Lines and Bubbles and Bars, Oh My! New Ways to Sift Data
PEOPLE share their videos on YouTube and their photos at Flickr. Now they can share more technical types of displays: graphs, charts and other visuals they create to help them analyze data buried in spreadsheets, tables or text.
At an experimental Web site, Many Eyes, (www.many-eyes.com), users can upload the data they want to visualize, then try sophisticated tools to generate interactive displays. These might range from maps of relationships in the New Testament to a display of the comparative frequency of words used in speeches by Senators Hillary Rodham Clinton and Barack Obama.
The site was created by scientists at the Watson Research Center of I.B.M. in Cambridge, Mass., to help people publish and discuss graphics in a group. Those who register at the site can comment on one another’s work, perhaps visualizing the same information with different tools and discovering unexpected patterns in the data.
Collaboration like this can be an effective way to spur insight, said Pat Hanrahan, a professor of computer science at Stanford whose research includes scientific visualization. “When analyzing information, no single person knows it all,” he said. “When you have a group look at data, you protect against bias. You get more perspectives, and this can lead to more reliable decisions.”
The site is the brainchild of Martin Wattenberg and Fernanda B. Viégas, two I.B.M. researchers at the Cambridge lab. Dr. Wattenberg, a computer scientist and mathematician, says sophisticated visualization tools have historically been the province of professionals in academia, business and government. “We want to bring visualization to a whole new audience,” he said — to people who have had relatively few ways to create and discuss such use of data.
“The conversation about the data is as important as the flow of data from the database,” he said.
The Many Eyes site, begun in January 2007, offers 16 ways to present data, from stack graphs and bar charts to diagrams that let people map relationships. TreeMaps, showing information in colorful rectangles, are among the popular tools.
Initially, the site offered only analytical tools like graphs for visualizing numerical data. “The interesting thing we noticed was that users kept trying to upload blog posts, and entire books,” Dr. Viégas said, so the site added techniques for unstructured text. One tool, called an interleaved tag cloud, lets users compare side by side the relative frequencies of the words in two passages — for instance, President Bush’s State of the Union addresses in 2002 and 2003.
Almost all the tools are interactive, allowing users to change parameters, zoom in or out or show more information when the mouse moves over an image, Dr. Wattenberg said.
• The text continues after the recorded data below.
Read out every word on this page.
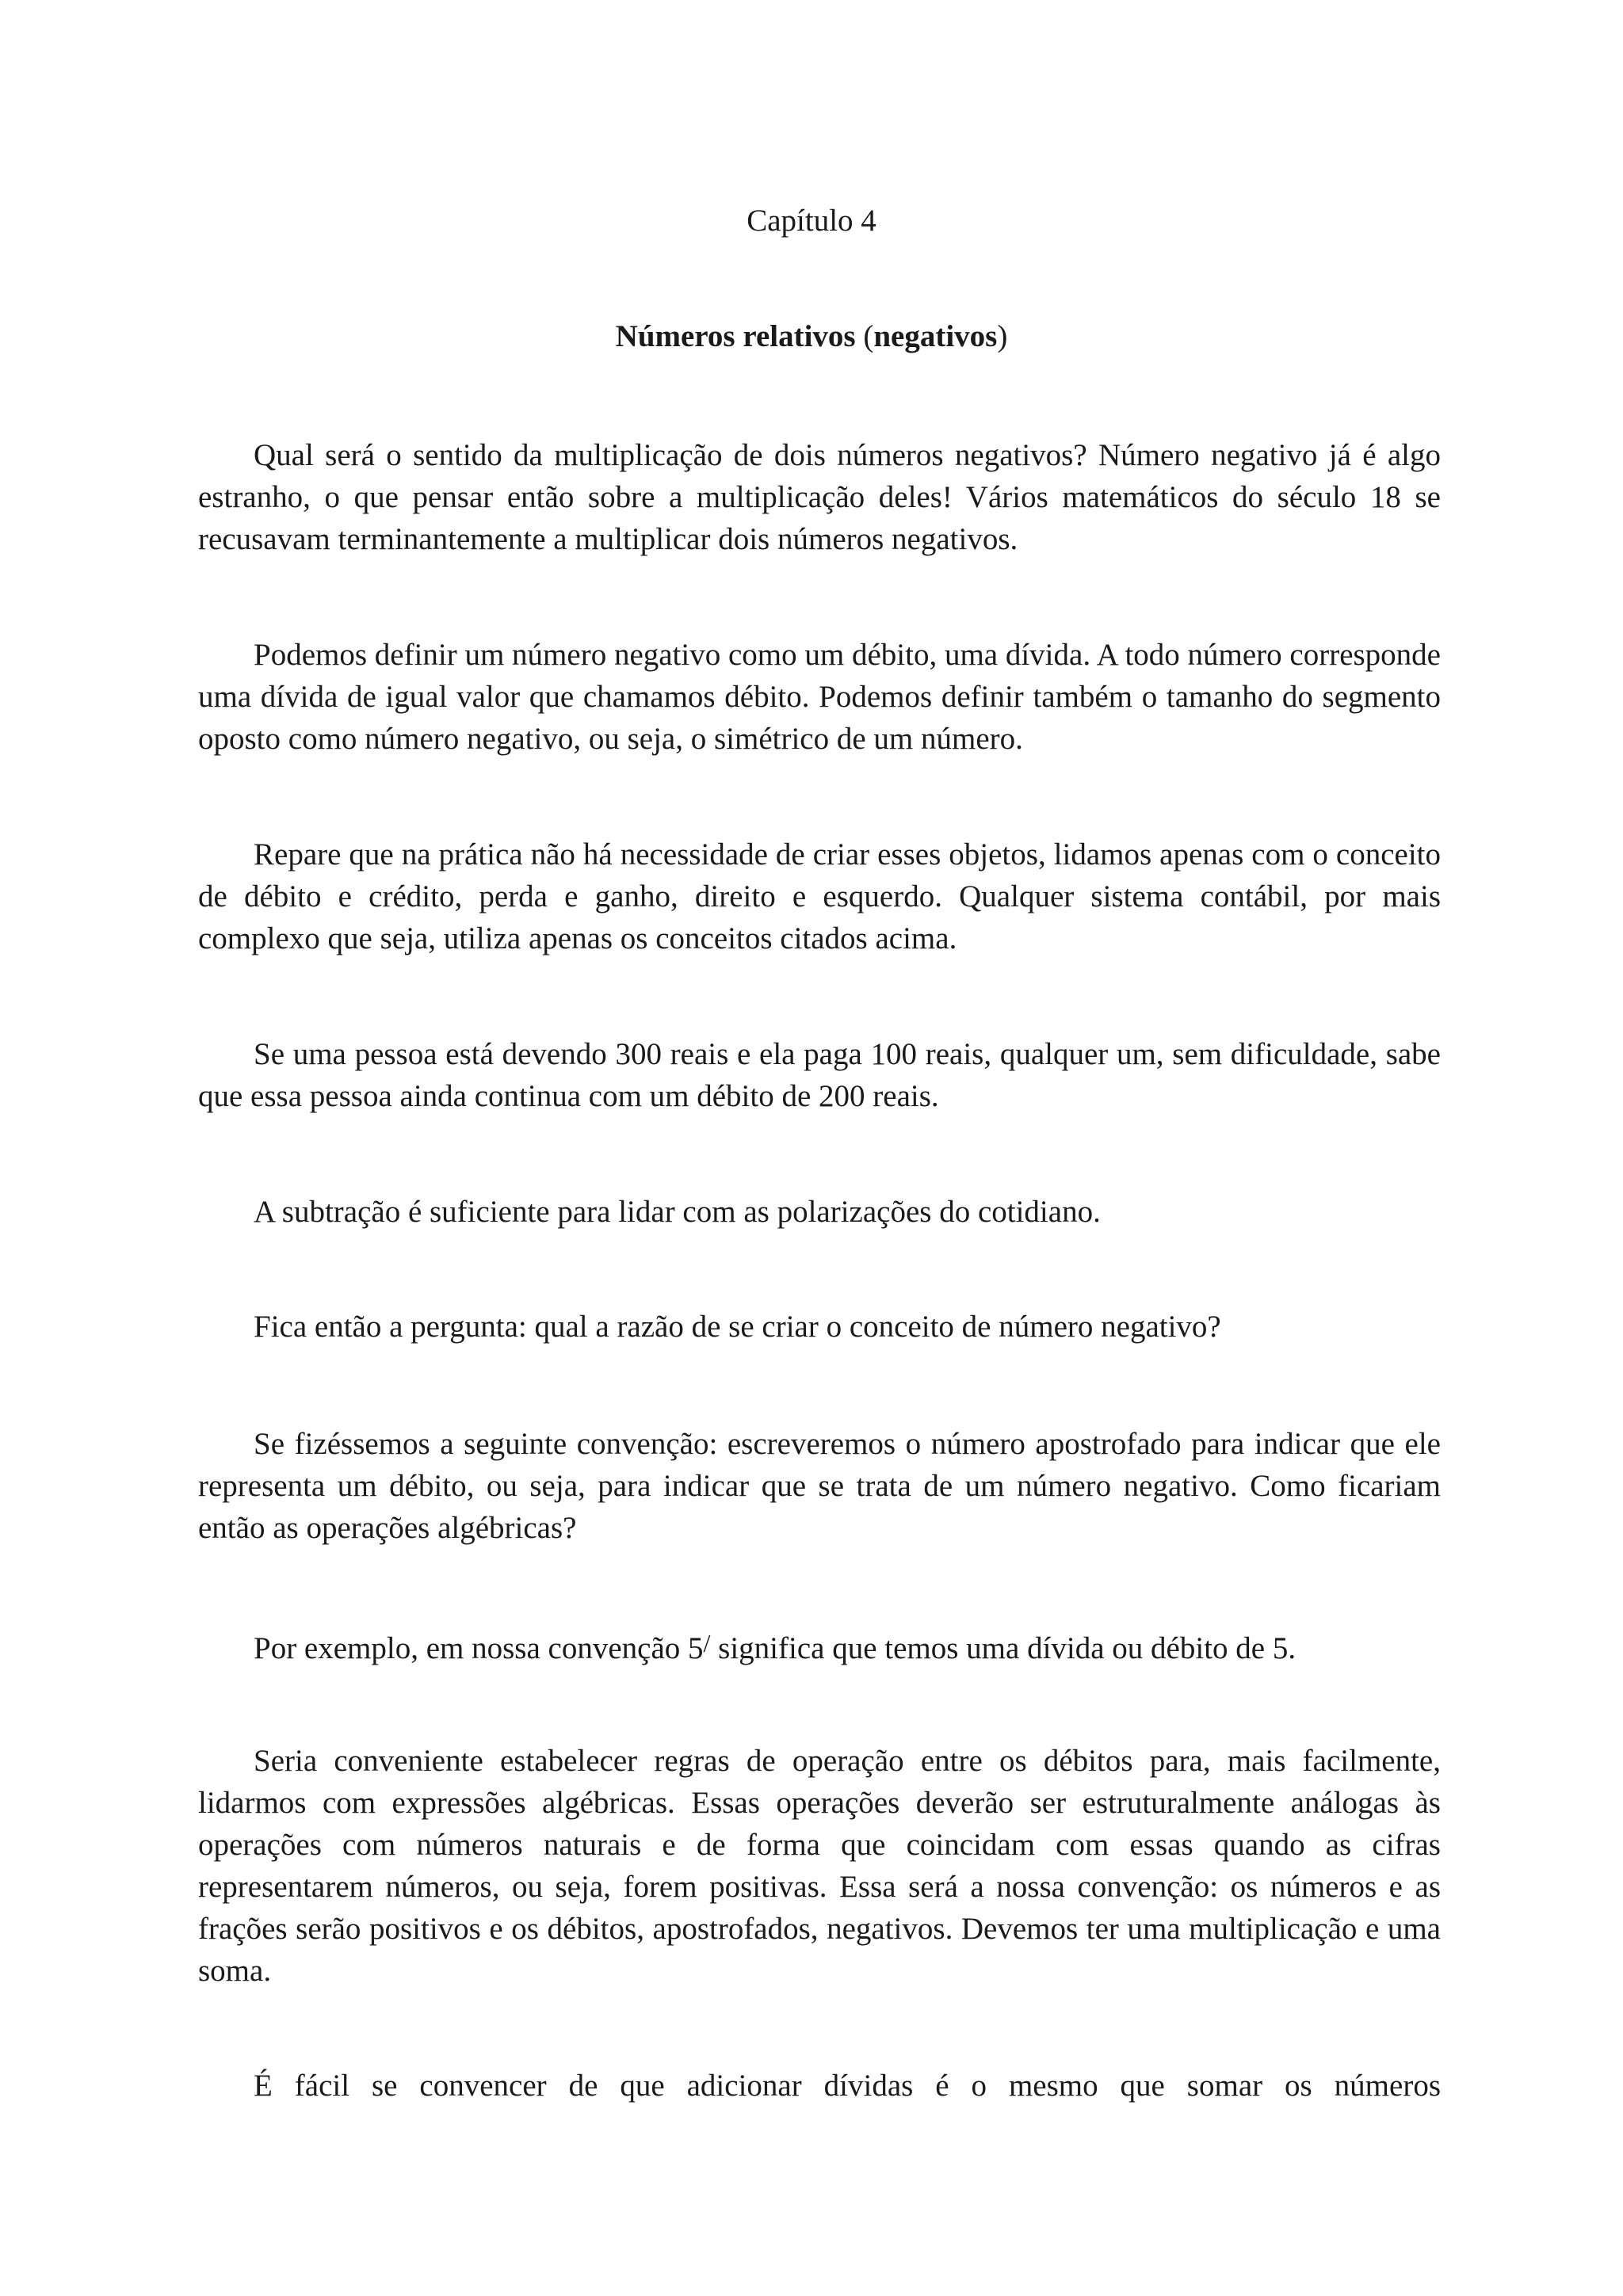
Capítulo 4
Números relativos (negativos)

Qual será o sentido da multiplicação de dois números negativos? Número negativo já é algo estranho, o que pensar então sobre a multiplicação deles! Vários matemáticos do século 18 se recusavam terminantemente a multiplicar dois números negativos.

Podemos definir um número negativo como um débito, uma dívida. A todo número corresponde uma dívida de igual valor que chamamos débito. Podemos definir também o tamanho do segmento oposto como número negativo, ou seja, o simétrico de um número.

Repare que na prática não há necessidade de criar esses objetos, lidamos apenas com o conceito de débito e crédito, perda e ganho, direito e esquerdo. Qualquer sistema contábil, por mais complexo que seja, utiliza apenas os conceitos citados acima.

Se uma pessoa está devendo 300 reais e ela paga 100 reais, qualquer um, sem dificuldade, sabe que essa pessoa ainda continua com um débito de 200 reais.

A subtração é suficiente para lidar com as polarizações do cotidiano.

Fica então a pergunta: qual a razão de se criar o conceito de número negativo?

Se fizéssemos a seguinte convenção: escreveremos o número apostrofado para indicar que ele representa um débito, ou seja, para indicar que se trata de um número negativo. Como ficariam então as operações algébricas?

Por exemplo, em nossa convenção 5/ significa que temos uma dívida ou débito de 5.

Seria conveniente estabelecer regras de operação entre os débitos para, mais facilmente, lidarmos com expressões algébricas. Essas operações deverão ser estruturalmente análogas às operações com números naturais e de forma que coincidam com essas quando as cifras representarem números, ou seja, forem positivas. Essa será a nossa convenção: os números e as frações serão positivos e os débitos, apostrofados, negativos. Devemos ter uma multiplicação e uma soma.

É fácil se convencer de que adicionar dívidas é o mesmo que somar os números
Users can embed images and links to their visualizations in their Web sites or blogs, just as they can embed YouTube videos. “It’s great that people can paste in a YouTube video of cats” on their blogs, Dr. Viégas said. “So why not a visual that gives you some insight into the sea of data that surrounds us? I might find one thing; someone else, something completely different, and that’s where the conversation starts.”
Rich Hoeg, a technology manager who lives in New Hope, Minn., and has a blog at econtent.typepad.com, was so taken with the possibilities for group collaboration that he wrote a tutorial on using Many Eyes as part of his series called “NorthStar Nerd Tutorials.”
“Many Eyes is unusual, because it takes advantage of the collective intelligence of a group to get more out of a data set,” he said. For the tutorial, Mr. Hoeg exported enrollment data for graduate engineering students to the site, then used one of the tools there to display the information in various ways.
“I wanted people to understand that you can take the same data and have it tell lots of different stories,” he said.
Dr. Wattenberg noted an example from the site. In charting a particular topic — deaths resulting from human violence in the 20th century — one user originally presented a bubble graph in which the size of the circles represented the number of casualties tied to an event — for instance, World War I or World War II. After discussion on the site about the substantial growth in population during the 20th century, the originator offered two new time-based visualizations of the data, one a line graph and the other a stack graph — plotting the number of casualties against this growing population.
“You could see a new downward trend emerge,” Dr. Wattenberg said. “Violent deaths declined in the latter decades of the century. It’s a slightly more optimistic view.”
Ben Shneiderman, a professor in the computer science department at the University of Maryland, College Park, and a pioneer in information visualization, says sites like Many Eyes are helping to democratize the tools of visualization. “The gift of the Internet is that everyone can participate, and the tools can be brought to a much wider audience,” he said.
Presenting results in a static spreadsheet or table may do the job. “But sometimes it’s like driving with your eyes closed,” he said. “With visualization, it might be possible to open your eyes and see something that will help you” — for instance, patterns, clusters, gaps or outliers in the data.
“The great fun of information visualization,” he said, “is that it gives you answers to questions you didn’t know you had.”